Al mio arrivo a Cosenza trovo Daniele Donnici ad accogliermi, lui fa parte dello staff di Visit Cosenza, l’agenzia che ha organizzato il blog tour in Sila, persona dal carattere genuino e cordiale che mi ha portato a fare un rapido giro della città poiché gli altri blogger sarebbero arrivati di lì a poco.

Cosenza custodisce una leggenda legata al passaggio dei Goti nel remoto 410. Parla di un re-condottiero, Alarico, realmente esistito e morto di malaria alle porte della città, e del suo inestimabile tesoro di cui si favoleggia da secoli e che mai nessuno è riuscito a trovare. L’uno e l’altro sarebbero sepolti nel letto del Busento, fatto deviare dai barbari per non lasciare la tomba del loro re in balia delle orde di miserabili assetati di vendetta che seguivano l’esercito a distanza. A ricordo dell’episodio, a metà tra storia e leggenda, resta il ponte di Alarico (visibile nella foto), sospeso sul fiume tra le chiese di San Domenico e di San Francesco da Paola, nel punto esatto, si dice, in cui giacerebbe il tesoro, ma finora ogni ricerca è stata inutile.

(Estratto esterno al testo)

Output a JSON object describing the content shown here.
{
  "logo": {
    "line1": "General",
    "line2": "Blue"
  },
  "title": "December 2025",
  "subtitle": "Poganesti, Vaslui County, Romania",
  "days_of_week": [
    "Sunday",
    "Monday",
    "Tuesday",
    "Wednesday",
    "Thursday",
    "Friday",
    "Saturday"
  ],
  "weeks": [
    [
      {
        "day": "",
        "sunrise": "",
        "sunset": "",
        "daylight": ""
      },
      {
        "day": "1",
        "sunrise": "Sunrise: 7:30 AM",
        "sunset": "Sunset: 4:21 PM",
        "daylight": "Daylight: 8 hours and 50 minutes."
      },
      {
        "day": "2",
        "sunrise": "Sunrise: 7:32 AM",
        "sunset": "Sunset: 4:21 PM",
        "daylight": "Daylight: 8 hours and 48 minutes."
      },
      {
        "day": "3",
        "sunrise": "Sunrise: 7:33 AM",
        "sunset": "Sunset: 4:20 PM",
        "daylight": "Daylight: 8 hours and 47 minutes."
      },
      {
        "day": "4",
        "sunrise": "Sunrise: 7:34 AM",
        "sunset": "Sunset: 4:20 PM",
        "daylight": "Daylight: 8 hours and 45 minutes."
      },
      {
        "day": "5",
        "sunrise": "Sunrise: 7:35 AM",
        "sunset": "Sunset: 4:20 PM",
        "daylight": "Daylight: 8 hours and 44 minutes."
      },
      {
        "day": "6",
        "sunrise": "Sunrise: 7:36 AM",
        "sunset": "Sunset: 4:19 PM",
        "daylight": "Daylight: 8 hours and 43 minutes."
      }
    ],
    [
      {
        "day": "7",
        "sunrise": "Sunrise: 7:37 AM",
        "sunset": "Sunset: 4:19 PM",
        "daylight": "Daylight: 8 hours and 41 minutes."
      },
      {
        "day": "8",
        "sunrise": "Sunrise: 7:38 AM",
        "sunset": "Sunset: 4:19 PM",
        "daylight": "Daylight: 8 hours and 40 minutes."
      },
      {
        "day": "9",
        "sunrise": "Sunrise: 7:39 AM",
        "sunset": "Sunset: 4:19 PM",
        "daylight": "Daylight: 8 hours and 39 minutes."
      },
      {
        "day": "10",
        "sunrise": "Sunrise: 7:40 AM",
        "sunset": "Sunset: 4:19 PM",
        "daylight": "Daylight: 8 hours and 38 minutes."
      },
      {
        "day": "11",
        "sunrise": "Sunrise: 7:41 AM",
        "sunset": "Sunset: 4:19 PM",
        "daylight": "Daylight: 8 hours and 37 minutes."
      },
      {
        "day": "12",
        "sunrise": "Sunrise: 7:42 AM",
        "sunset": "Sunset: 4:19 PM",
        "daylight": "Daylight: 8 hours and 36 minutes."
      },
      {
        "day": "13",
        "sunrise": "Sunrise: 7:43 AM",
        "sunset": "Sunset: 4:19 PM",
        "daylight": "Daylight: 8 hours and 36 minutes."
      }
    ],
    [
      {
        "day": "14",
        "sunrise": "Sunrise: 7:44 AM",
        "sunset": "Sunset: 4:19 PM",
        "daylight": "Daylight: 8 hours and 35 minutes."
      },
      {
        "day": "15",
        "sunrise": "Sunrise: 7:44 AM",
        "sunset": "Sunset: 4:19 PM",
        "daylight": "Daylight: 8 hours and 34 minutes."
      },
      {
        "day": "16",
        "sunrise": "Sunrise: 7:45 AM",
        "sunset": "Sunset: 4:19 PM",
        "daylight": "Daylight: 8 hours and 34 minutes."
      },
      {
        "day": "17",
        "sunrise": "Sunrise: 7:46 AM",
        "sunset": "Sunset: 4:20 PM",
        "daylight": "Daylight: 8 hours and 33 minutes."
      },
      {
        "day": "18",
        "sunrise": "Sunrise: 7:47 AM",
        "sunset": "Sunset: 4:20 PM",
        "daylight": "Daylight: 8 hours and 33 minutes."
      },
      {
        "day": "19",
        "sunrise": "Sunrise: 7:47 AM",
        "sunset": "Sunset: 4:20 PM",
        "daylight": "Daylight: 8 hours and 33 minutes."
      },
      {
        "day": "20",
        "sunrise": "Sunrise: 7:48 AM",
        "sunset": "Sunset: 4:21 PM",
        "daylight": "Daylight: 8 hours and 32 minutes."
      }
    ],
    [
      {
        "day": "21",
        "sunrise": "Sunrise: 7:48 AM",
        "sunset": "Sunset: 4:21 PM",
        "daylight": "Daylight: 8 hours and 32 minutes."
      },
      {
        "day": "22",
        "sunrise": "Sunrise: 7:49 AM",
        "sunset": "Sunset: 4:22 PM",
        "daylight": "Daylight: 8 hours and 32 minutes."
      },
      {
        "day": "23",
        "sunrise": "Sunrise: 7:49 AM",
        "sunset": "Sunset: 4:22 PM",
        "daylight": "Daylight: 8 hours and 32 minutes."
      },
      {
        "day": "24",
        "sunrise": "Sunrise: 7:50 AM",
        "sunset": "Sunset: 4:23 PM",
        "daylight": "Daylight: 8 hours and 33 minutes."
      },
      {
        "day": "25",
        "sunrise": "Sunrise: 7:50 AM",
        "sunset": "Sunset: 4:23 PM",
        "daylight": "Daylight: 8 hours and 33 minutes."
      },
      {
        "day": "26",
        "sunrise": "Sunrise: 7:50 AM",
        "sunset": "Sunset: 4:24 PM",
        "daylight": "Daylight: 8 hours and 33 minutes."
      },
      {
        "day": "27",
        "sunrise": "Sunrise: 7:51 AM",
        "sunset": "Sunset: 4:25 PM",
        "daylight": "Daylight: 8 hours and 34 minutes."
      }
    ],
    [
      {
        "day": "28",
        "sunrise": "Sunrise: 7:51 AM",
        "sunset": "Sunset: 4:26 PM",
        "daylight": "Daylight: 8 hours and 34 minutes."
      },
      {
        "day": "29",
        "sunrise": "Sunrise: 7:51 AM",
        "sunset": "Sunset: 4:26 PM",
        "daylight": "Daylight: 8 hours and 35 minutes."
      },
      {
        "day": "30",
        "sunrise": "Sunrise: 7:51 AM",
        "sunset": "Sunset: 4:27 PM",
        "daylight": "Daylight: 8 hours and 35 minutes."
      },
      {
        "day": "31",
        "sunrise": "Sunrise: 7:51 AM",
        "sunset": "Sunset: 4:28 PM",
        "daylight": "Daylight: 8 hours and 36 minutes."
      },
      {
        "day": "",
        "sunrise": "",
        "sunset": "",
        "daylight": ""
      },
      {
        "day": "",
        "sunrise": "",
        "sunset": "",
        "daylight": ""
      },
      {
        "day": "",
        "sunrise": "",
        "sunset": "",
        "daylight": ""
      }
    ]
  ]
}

La prima tappa di questo inaspettato (ed apprezzato) mini tour della città è stata Cosenza Antica, un borgo medievale che solo in questi anni sta tornando in auge grazie all’intervento del comune, all’interno di questa parte della città andiamo direttamente al Museo del Fumetto, l’unico museo in pianta stabile in Italia dedicato all’arte del fumetto.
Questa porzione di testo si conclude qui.